The downhill goes through shooting moors and a small woodland, and across a couple of meadows where the grass is well-fertilised. This gives an additional hazard, and a good reason for wearing trail shoes. The three cattle grids are all avoided by having side gates open.
The final drop into Home Farm is as steep as 1 in 5. Parts, in the wood with wet pine needles across the concrete surface, had me leaning back and resorting to hard heels strikes. No one passed me, but neither did I gain any places doing it.
Home Farm itself looked like it was prepared for a Royal visit – I do not see how a farmyard can be so clean and so broad.
A dash across the road and it was back into the Show field for an indistinct finish line. I presume there is an official time as this year, for the first time a local running shop (Lets Run, Stokesley) was running the race organisation.

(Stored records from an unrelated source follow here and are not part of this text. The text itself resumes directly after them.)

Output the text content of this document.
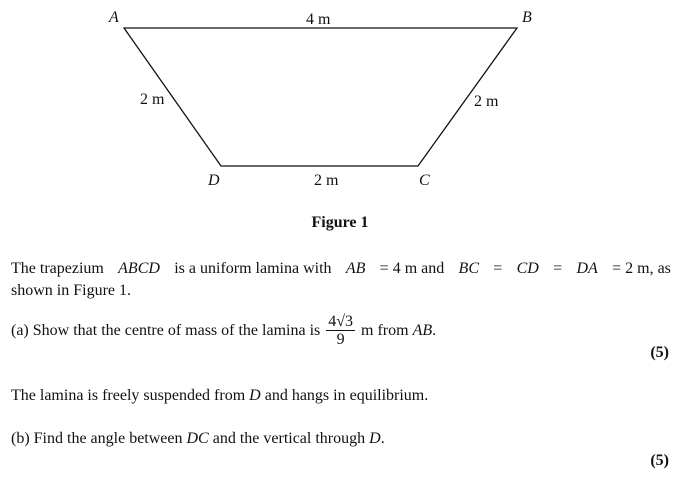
A	B
C
D
4 m
2 m	2 m
2 m
Figure 1
The trapezium ABCD is a uniform lamina with AB = 4 m and BC = CD = DA = 2 m, as
shown in Figure 1.
(a) Show that the centre of mass of the lamina is $\frac{4√3}{9}$ m from
AB .
(5)
The lamina is freely suspended from D and hangs in equilibrium.
(b) Find the angle between DC and the vertical through D.
(5)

The first two finishers get a prize. Everyone else (78 runners only this year) gets a cup of water. The folklore around Fell Racing is that they were, effectively, job interviews or showcases for shepherds. The fastest and fleetest of foot would be hired for their mountain craft to work on the hills. I’ll go back to teaching, shall I?
Loved it, even with the two hours it took to cool down enough to put a shirt on! I’ll be going back again next year if anyone wants a lift (Temple Newsam, Wetherby or Conyngham Hall parkrun on the way up).
First finisher: Paul, Whitaker, York Acorn, in 42:22
First Female: Emily Collins, Good Gym, 25th overall, in 52:57.